The long-term separation that’s necessary between service members and their spouses can take an emotional toll and lead to many sleepless nights, but a new study says simple communication like the sharing of good news can help.  

Service members, including both active and recently separated, are often called upon to fight overseas and to assist during natural disasters at home. They can face unique challenges when they return in both the workplace and at home.  However, the new research, which focused on service member couples in Oregon, confirms supportive, responsive partners can reduce loneliness and sleep deficits among military couples.

“This study adds to a larger body of literature that supports how important it is to share with your partner when good things happen, as well as to respond positively to the sharing of good news,” says Sarah Arpin (Gonzaga University), a social psychologist involved in the study.

Arpin and colleagues examined relationships among perceived responsiveness to capitalization (sharing good news), loneliness, intimacy, and sleep in 162 post-9/11 military couples.

“Very few studies have examined daily relationship processes among military couples, who may be particularly vulnerable to relationship difficulties post-deployment,” says Arpin.

In relationship research this type of support, sharing good news, is referred to as capitalization. Capitalization is a particularly important support process in close relationships.

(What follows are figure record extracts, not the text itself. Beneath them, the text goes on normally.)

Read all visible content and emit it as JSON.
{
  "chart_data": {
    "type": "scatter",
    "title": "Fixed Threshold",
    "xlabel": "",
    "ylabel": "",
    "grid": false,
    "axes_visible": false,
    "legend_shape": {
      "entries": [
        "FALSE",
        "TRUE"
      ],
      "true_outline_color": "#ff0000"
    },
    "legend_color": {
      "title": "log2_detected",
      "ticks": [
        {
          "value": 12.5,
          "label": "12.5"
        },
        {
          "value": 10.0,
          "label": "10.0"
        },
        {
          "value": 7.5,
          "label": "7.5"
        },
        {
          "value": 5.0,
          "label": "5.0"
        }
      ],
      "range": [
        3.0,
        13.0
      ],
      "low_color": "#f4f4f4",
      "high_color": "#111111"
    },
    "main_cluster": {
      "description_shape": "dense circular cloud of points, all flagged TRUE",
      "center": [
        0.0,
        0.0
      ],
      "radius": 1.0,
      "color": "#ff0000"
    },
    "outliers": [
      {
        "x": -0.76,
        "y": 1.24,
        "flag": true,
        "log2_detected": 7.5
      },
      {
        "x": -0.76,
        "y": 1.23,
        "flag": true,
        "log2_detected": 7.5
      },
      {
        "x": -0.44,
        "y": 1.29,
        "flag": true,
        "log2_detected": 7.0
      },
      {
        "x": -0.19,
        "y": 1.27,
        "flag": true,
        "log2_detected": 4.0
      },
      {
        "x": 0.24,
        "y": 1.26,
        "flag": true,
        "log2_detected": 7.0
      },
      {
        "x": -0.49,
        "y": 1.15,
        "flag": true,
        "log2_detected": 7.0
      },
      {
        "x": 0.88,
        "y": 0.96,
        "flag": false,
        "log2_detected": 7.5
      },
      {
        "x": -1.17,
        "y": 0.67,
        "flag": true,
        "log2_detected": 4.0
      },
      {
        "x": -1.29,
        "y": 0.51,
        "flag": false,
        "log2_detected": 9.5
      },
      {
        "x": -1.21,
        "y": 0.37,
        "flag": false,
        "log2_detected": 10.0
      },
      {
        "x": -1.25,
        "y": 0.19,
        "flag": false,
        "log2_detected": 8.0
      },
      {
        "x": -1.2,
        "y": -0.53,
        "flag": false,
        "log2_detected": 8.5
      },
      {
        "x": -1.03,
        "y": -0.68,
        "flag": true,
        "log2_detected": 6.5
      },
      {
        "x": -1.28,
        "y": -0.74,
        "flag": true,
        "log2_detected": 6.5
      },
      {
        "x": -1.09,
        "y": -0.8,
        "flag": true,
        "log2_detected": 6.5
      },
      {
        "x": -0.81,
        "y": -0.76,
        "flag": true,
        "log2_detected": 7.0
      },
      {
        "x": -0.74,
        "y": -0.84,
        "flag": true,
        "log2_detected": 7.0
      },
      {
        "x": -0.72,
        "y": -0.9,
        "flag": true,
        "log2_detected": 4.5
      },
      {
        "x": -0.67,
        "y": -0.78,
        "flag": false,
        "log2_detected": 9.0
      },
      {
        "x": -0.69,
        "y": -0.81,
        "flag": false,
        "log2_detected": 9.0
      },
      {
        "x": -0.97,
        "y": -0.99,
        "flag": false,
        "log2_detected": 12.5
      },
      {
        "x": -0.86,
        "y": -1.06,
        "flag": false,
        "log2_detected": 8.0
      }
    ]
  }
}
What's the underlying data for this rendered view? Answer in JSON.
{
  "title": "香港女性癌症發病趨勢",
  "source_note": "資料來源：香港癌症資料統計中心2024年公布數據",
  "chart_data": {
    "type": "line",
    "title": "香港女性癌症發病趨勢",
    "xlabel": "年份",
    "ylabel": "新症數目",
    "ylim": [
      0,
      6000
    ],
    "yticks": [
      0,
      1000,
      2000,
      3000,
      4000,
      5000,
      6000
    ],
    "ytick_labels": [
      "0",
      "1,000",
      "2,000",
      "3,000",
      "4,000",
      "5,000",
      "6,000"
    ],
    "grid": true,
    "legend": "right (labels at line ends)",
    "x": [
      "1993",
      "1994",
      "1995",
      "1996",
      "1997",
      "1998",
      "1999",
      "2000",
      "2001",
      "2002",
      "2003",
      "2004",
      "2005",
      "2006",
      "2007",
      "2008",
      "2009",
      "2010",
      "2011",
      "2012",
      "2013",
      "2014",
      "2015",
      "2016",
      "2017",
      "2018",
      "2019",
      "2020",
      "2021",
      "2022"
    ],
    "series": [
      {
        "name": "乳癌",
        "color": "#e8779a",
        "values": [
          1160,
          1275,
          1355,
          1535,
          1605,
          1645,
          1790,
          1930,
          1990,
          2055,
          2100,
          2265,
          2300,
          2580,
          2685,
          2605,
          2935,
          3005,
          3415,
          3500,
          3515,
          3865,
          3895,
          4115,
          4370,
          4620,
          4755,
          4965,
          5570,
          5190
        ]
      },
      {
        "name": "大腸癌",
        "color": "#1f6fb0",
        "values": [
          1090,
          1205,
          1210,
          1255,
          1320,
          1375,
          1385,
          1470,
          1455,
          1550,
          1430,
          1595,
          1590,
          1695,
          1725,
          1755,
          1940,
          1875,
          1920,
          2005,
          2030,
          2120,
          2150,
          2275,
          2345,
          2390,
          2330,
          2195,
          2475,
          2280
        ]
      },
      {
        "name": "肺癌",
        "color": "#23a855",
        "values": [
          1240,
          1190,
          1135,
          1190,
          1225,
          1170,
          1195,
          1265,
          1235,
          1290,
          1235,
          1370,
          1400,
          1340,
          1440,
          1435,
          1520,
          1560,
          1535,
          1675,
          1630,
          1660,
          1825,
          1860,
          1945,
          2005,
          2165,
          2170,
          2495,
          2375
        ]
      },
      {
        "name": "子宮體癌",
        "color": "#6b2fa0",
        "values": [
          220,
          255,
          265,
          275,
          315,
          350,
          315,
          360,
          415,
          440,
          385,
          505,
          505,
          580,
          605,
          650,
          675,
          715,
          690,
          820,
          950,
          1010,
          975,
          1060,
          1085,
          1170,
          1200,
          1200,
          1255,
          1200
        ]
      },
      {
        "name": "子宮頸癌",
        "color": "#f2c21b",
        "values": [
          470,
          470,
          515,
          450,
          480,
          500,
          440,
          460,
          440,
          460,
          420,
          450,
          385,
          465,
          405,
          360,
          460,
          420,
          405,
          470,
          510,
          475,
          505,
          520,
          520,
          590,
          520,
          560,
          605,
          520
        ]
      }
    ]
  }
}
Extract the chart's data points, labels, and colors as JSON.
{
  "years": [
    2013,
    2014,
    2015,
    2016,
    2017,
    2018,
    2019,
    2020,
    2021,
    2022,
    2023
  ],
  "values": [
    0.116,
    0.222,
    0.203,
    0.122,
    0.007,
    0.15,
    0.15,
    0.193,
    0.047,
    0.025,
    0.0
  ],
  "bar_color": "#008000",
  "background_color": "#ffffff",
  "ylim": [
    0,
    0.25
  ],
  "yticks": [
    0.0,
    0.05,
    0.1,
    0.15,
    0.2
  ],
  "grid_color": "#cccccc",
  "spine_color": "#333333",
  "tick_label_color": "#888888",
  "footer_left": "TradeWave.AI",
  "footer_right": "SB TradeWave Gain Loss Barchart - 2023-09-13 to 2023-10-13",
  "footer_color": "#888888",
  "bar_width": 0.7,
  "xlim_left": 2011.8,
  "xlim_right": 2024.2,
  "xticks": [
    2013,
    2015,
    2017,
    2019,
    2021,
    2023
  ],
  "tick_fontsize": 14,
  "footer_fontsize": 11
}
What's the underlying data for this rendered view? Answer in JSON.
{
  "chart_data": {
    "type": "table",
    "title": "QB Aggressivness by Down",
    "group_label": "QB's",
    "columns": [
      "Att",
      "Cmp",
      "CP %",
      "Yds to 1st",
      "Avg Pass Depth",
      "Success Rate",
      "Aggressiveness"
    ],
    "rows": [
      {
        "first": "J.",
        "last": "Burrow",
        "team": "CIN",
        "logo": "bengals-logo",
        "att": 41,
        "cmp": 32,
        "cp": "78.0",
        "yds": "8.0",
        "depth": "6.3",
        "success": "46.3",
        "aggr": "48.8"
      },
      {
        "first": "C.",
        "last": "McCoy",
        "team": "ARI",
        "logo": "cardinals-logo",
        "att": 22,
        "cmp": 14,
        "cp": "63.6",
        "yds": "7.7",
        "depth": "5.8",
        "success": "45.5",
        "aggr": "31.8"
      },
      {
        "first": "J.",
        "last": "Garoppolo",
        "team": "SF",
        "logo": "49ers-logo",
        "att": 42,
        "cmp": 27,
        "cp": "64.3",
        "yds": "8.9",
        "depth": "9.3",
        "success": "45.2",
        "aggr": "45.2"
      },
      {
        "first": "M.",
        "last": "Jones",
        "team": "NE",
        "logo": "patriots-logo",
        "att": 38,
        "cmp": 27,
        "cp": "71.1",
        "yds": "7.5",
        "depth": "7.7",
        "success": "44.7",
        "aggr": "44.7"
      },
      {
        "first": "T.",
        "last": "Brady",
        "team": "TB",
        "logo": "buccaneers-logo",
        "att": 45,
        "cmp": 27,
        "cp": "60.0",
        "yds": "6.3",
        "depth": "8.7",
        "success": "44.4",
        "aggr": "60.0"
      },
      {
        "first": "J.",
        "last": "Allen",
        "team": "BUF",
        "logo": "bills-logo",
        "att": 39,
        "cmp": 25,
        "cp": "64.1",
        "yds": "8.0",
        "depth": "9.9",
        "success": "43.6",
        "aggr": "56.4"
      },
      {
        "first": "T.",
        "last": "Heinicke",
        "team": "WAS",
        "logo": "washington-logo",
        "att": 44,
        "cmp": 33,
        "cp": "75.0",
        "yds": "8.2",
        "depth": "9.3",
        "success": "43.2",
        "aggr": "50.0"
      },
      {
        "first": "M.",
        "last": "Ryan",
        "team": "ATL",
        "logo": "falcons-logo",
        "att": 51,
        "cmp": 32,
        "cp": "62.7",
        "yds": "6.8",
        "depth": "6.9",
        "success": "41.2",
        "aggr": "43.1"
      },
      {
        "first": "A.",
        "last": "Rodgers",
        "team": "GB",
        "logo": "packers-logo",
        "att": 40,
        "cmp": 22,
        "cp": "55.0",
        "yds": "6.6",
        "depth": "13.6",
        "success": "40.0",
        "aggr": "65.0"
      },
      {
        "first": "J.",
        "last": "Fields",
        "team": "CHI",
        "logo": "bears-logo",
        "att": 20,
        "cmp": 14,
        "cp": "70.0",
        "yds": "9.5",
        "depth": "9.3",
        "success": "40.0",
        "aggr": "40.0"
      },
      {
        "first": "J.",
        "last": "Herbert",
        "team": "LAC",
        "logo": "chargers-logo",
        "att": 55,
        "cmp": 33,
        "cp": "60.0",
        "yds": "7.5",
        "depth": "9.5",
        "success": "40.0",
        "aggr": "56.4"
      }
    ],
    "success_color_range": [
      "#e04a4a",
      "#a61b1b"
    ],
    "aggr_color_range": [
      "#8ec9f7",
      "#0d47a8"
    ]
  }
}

“When you share something good, and the recipient of information is actively happy for you, it heightens the positive experience for both parties,” says Arpin. “However, when someone ‘rains on your parade’ that can have negative consequences.”

Researchers required couples to be living together for at least 6 months to participate; about 20% were unmarried. The length of time couples were together varied widely, though the average length of relationship was 12 years.

This study is part of a larger research project, the Study for Employment Retention of Veterans (SERVe) that is working to enhance retention of veterans in the workplace, with the goal of improving workplace culture and general well-being of service members.